Why multiply by volume when integrating over final momenta in scattering amplitude calculations? I am learning about calculating decay rates from quantum field theory amplitudes from David Tong's lecture notes (page 74 in the notes, 24 in document). However, I have some doubts:


*

*When he says the ﬁrst is to integrate over all possible momenta of the ﬁnal particles, he uses the measure $V \int \frac{d^{3} p_{i}}{(2 \pi)^{3}}$. I'm not sure why that factor of V is there. I have come up with some explanations, the best of which is that the delta function $\delta^{(4)} (p_{F}-p_{I})$, due to considering only a finite space does not actually multiply by infinity, but by V. However, I need several factors of V, which I don't see how to get.

*The next question is about the meaning of the probability he calculates. He gets a Probability which is something finite times a $t$, so that it grows infinitely in time. I don't get how does he then get from this the half life, as I don't even know how to make sense of a diverging probability like this (normalizing it in the normal way I know, would just give all the probability way at infinity).
So clearly, I must be missing some important things here.
 A: Typically in this kind of scattering calculation one works within a fictional finite volume as a regularisation technique, to ensure that your momentum states are normalisable. This is what Tong is doing here. In a finite box of volume $L^3$ with periodic boundary conditions, each component of the momentum of a plane-wave eigenstate can only take discrete values $p_{i} = \frac{2\pi n_i}{L}$, where $n_i$ is an integer. Therefore each state occupies a box of volume $(\frac{2\pi}{L})^3$ in momentum space.
In order to get the observable decay rate, one really needs to perform a discrete sum over final momentum states.

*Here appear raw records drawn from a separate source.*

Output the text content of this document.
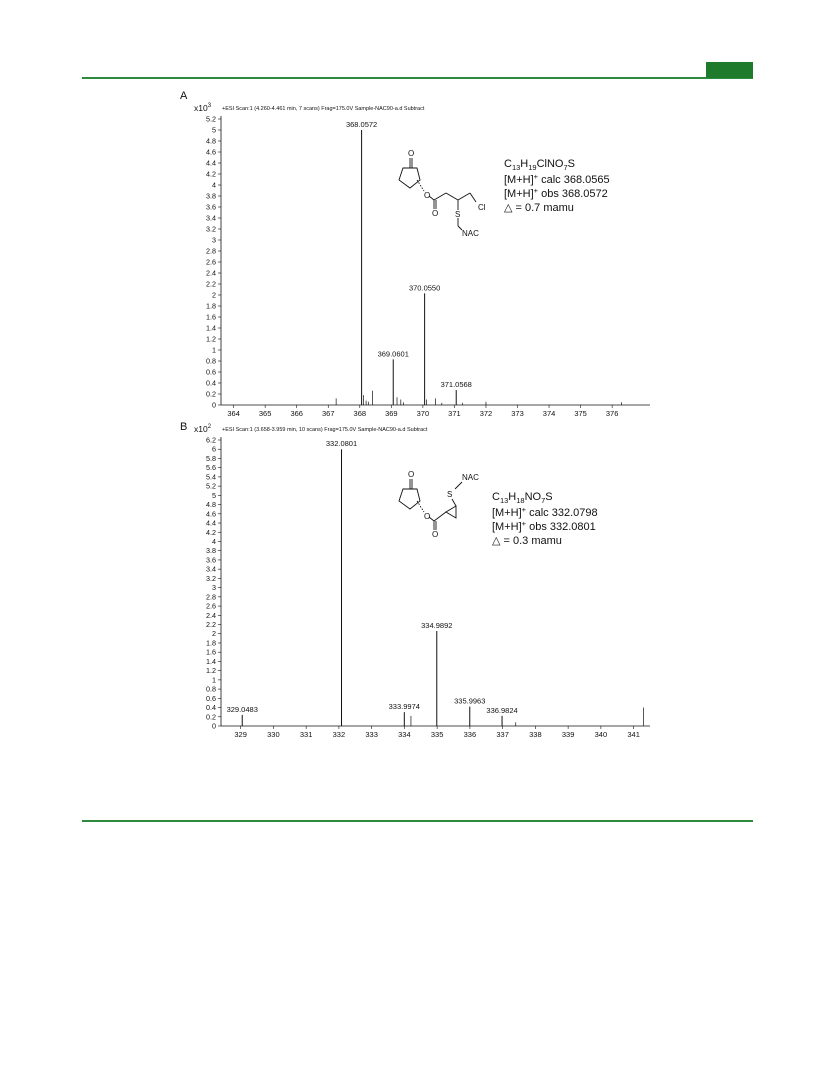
A
B
$x10^3 +ESI$ Scan:1 (4.260-4.461 min, 7 scans) Frag=175.0V Sample-NAC90-a.d Subtract
0
0.2
0.4
0.6
0.8
1
1.2
1.4
1.6
1.8
2
2.2
2.4
2.6
2.8
3
3.2
3.4
3.6
3.8
4
4.2
4.4
4.6
4.8
5
5.2
364	365	366	367	368	369	370	371	372	373	374	375	376
368.0572
369.0601
370.0550
371.0568
O
O
O S
Cl
NAC
$C_{13}H_{19}ClNO_7S$
[M+H]+ calc 368.0565
[M+H]+ obs 368.0572
△ = 0.7 mamu
$x10^2 +ESI$ Scan:1 (3.658-3.959 min, 10 scans) Frag=175.0V Sample-NAC90-a.d Subtract
0
0.2
0.4
0.6
0.8
1
1.2
1.4
1.6
1.8
2
2.2
2.4
2.6
2.8
3
3.2
3.4
3.6
3.8
4
4.2
4.4
4.6
4.8
5
5.2
5.4
5.6
5.8
6
6.2
329	330	331	332	333	334	335	336	337	338	339	340	341
329.0483
332.0801
333.9974
334.9892
335.9963
336.9824
O
O
O
S
NAC
$C_{13}H_{18}NO_7S$
[M+H]+ calc 332.0798
[M+H]+ obs 332.0801
△ = 0.3 mamu
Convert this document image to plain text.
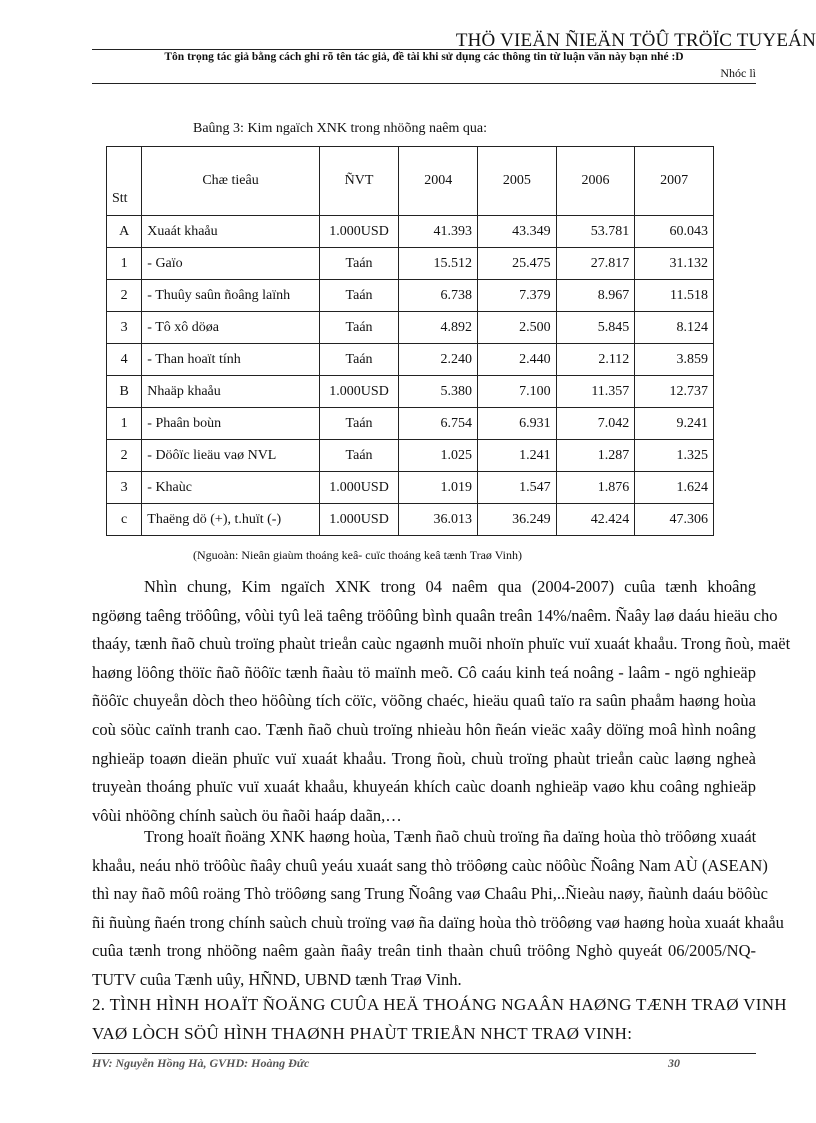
THÖ VIEÄN ÑIEÄN TÖÛ TRÖÏC TUYEÁN
Tôn trọng tác giả bằng cách ghi rõ tên tác giả, đề tài khi sử dụng các thông tin từ luận văn này bạn nhé :D
Nhóc lì
Baûng 3: Kim ngaïch XNK trong nhöõng naêm qua:
Stt	Chæ tieâu	ÑVT	2004	2005	2006	2007
A	Xuaát khaåu	1.000USD	41.393	43.349	53.781	60.043
1	- Gaïo	Taán	15.512	25.475	27.817	31.132
2	- Thuûy saûn ñoâng laïnh	Taán	6.738	7.379	8.967	11.518
3	- Tô xô döøa	Taán	4.892	2.500	5.845	8.124
4	- Than hoaït tính	Taán	2.240	2.440	2.112	3.859
B	Nhaäp khaåu	1.000USD	5.380	7.100	11.357	12.737
1	- Phaân boùn	Taán	6.754	6.931	7.042	9.241
2	- Döôïc lieäu vaø NVL	Taán	1.025	1.241	1.287	1.325
3	- Khaùc	1.000USD	1.019	1.547	1.876	1.624
c	Thaëng dö (+), t.huït (-)	1.000USD	36.013	36.249	42.424	47.306
(Nguoàn: Nieân giaùm thoáng keâ- cuïc thoáng keâ tænh Traø Vinh)
Nhìn chung, Kim ngaïch XNK trong 04 naêm qua (2004-2007) cuûa tænh khoâng
ngöøng taêng tröôûng, vôùi tyû leä taêng tröôûng bình quaân treân 14%/naêm. Ñaây laø daáu hieäu cho
thaáy, tænh ñaõ chuù troïng phaùt trieån caùc ngaønh muõi nhoïn phuïc vuï xuaát khaåu. Trong ñoù, maët
haøng löông thöïc ñaõ ñöôïc tænh ñaàu tö maïnh meõ. Cô caáu kinh teá noâng - laâm - ngö nghieäp
ñöôïc chuyeån dòch theo höôùng tích cöïc, vöõng chaéc, hieäu quaû taïo ra saûn phaåm haøng hoùa
coù söùc caïnh tranh cao. Tænh ñaõ chuù troïng nhieàu hôn ñeán vieäc xaây döïng moâ hình noâng
nghieäp toaøn dieän phuïc vuï xuaát khaåu. Trong ñoù, chuù troïng phaùt trieån caùc laøng ngheà
truyeàn thoáng phuïc vuï xuaát khaåu, khuyeán khích caùc doanh nghieäp vaøo khu coâng nghieäp
vôùi nhöõng chính saùch öu ñaõi haáp daãn,…
Trong hoaït ñoäng XNK haøng hoùa, Tænh ñaõ chuù troïng ña daïng hoùa thò tröôøng xuaát
khaåu, neáu nhö tröôùc ñaây chuû yeáu xuaát sang thò tröôøng caùc nöôùc Ñoâng Nam AÙ (ASEAN)
thì nay ñaõ môû roäng Thò tröôøng sang Trung Ñoâng vaø Chaâu Phi,..Ñieàu naøy, ñaùnh daáu böôùc
ñi ñuùng ñaén trong chính saùch chuù troïng vaø ña daïng hoùa thò tröôøng vaø haøng hoùa xuaát khaåu
cuûa tænh trong nhöõng naêm gaàn ñaây treân tinh thaàn chuû tröông Nghò quyeát 06/2005/NQ-
TUTV cuûa Tænh uûy, HÑND, UBND tænh Traø Vinh.
2. TÌNH HÌNH HOAÏT ÑOÄNG CUÛA HEÄ THOÁNG NGAÂN HAØNG TÆNH TRAØ VINH
VAØ LÒCH SÖÛ HÌNH THAØNH PHAÙT TRIEÅN NHCT TRAØ VINH:
HV: Nguyễn Hồng Hà, GVHD: Hoàng Đức	30
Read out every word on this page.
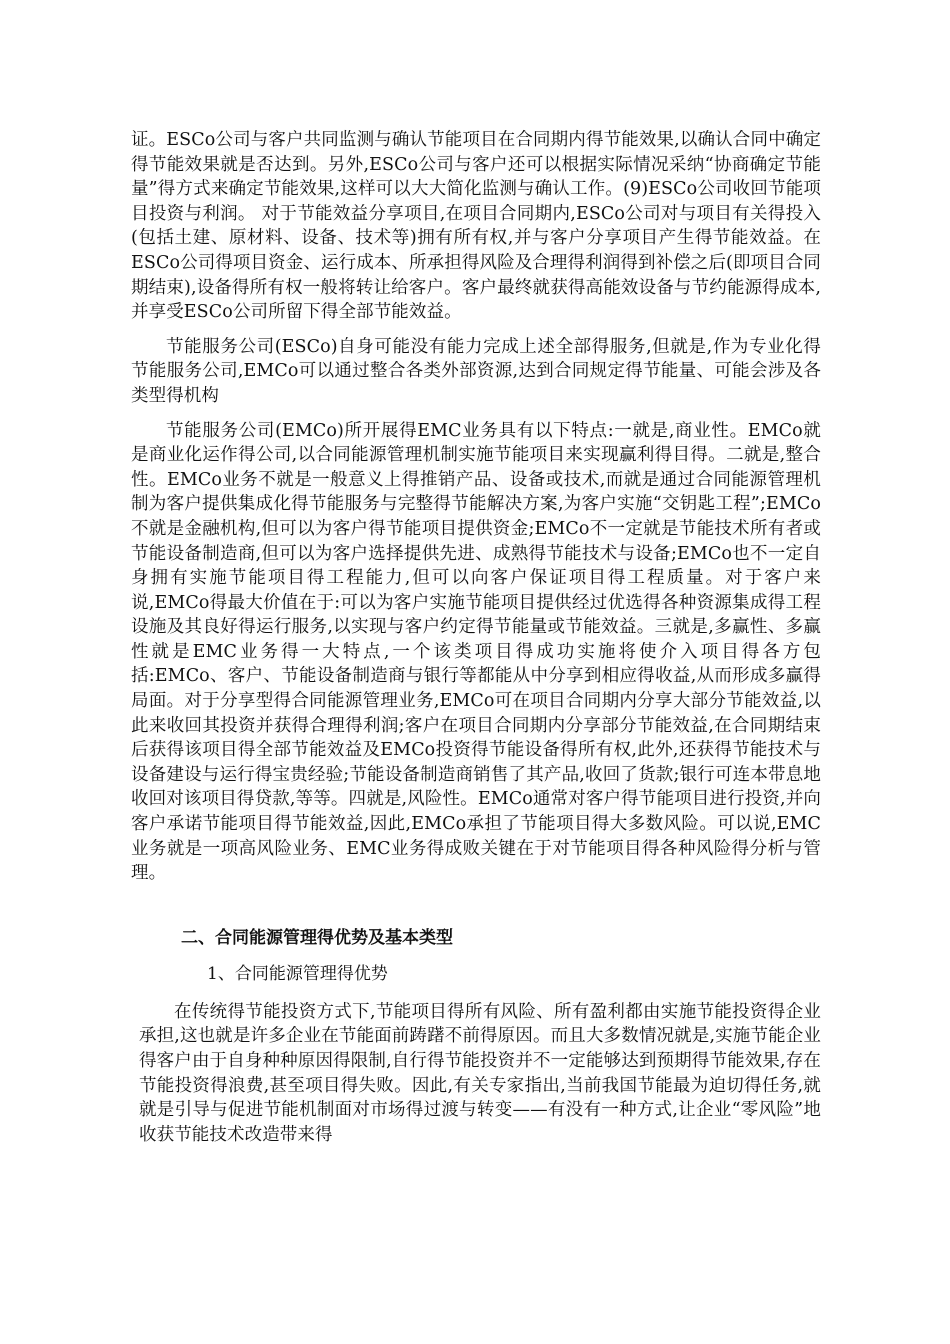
证。ESCo公司与客户共同监测与确认节能项目在合同期内得节能效果,以确认合同中确定得节能效果就是否达到。另外,ESCo公司与客户还可以根据实际情况采纳“协商确定节能量”得方式来确定节能效果,这样可以大大简化监测与确认工作。(9)ESCo公司收回节能项目投资与利润。 对于节能效益分享项目,在项目合同期内,ESCo公司对与项目有关得投入(包括土建、原材料、设备、技术等)拥有所有权,并与客户分享项目产生得节能效益。在ESCo公司得项目资金、运行成本、所承担得风险及合理得利润得到补偿之后(即项目合同期结束),设备得所有权一般将转让给客户。客户最终就获得高能效设备与节约能源得成本,并享受ESCo公司所留下得全部节能效益。

节能服务公司(ESCo)自身可能没有能力完成上述全部得服务,但就是,作为专业化得节能服务公司,EMCo可以通过整合各类外部资源,达到合同规定得节能量、可能会涉及各类型得机构

节能服务公司(EMCo)所开展得EMC业务具有以下特点:一就是,商业性。EMCo就是商业化运作得公司,以合同能源管理机制实施节能项目来实现赢利得目得。二就是,整合性。EMCo业务不就是一般意义上得推销产品、设备或技术,而就是通过合同能源管理机制为客户提供集成化得节能服务与完整得节能解决方案,为客户实施“交钥匙工程”;EMCo不就是金融机构,但可以为客户得节能项目提供资金;EMCo不一定就是节能技术所有者或节能设备制造商,但可以为客户选择提供先进、成熟得节能技术与设备;EMCo也不一定自身拥有实施节能项目得工程能力,但可以向客户保证项目得工程质量。对于客户来说,EMCo得最大价值在于:可以为客户实施节能项目提供经过优选得各种资源集成得工程设施及其良好得运行服务,以实现与客户约定得节能量或节能效益。三就是,多赢性、多赢性就是EMC业务得一大特点,一个该类项目得成功实施将使介入项目得各方包括:EMCo、客户、节能设备制造商与银行等都能从中分享到相应得收益,从而形成多赢得局面。对于分享型得合同能源管理业务,EMCo可在项目合同期内分享大部分节能效益,以此来收回其投资并获得合理得利润;客户在项目合同期内分享部分节能效益,在合同期结束后获得该项目得全部节能效益及EMCo投资得节能设备得所有权,此外,还获得节能技术与设备建设与运行得宝贵经验;节能设备制造商销售了其产品,收回了货款;银行可连本带息地收回对该项目得贷款,等等。四就是,风险性。EMCo通常对客户得节能项目进行投资,并向客户承诺节能项目得节能效益,因此,EMCo承担了节能项目得大多数风险。可以说,EMC业务就是一项高风险业务、EMC业务得成败关键在于对节能项目得各种风险得分析与管理。

二、合同能源管理得优势及基本类型
1、合同能源管理得优势

在传统得节能投资方式下,节能项目得所有风险、所有盈利都由实施节能投资得企业承担,这也就是许多企业在节能面前踌躇不前得原因。而且大多数情况就是,实施节能企业得客户由于自身种种原因得限制,自行得节能投资并不一定能够达到预期得节能效果,存在节能投资得浪费,甚至项目得失败。因此,有关专家指出,当前我国节能最为迫切得任务,就就是引导与促进节能机制面对市场得过渡与转变——有没有一种方式,让企业“零风险”地收获节能技术改造带来得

However, this sum is much easier to perform by approximating it by an integral. (This approximation is good when $L$ is very large, so the momentum states are closely packed in $p$-space.) The momentum integral calculates the total volume in $p$-space occupied by the final states. What you really want is the number of final states within this total $p$-space volume. Therefore you must divide the integral by the volume occupied by each state:
$$ \sum\limits_{\mathbf{p}} \approx \frac{L^3}{(2\pi)^3}\int\mathrm{d}^3\mathbf{p}.$$
The factor $\frac{L^3}{(2\pi)^3}$ is also referred to as the density of states in $p$-space, for obvious reasons. Another way of seeing why this factor must be there is for dimensional consistency: the factor $L^3$ cancels the $[L]^{-3} $ dimension coming from the momentum integration.
About the second question, see the comment by Michael Brown below the OP's post. A first-order perturbation calculation based on the Golden Rule will only give the correct transition probability for short times. You cannot extrapolate transition probabilities thus calculated up to very long times, since higher order processes start to become important.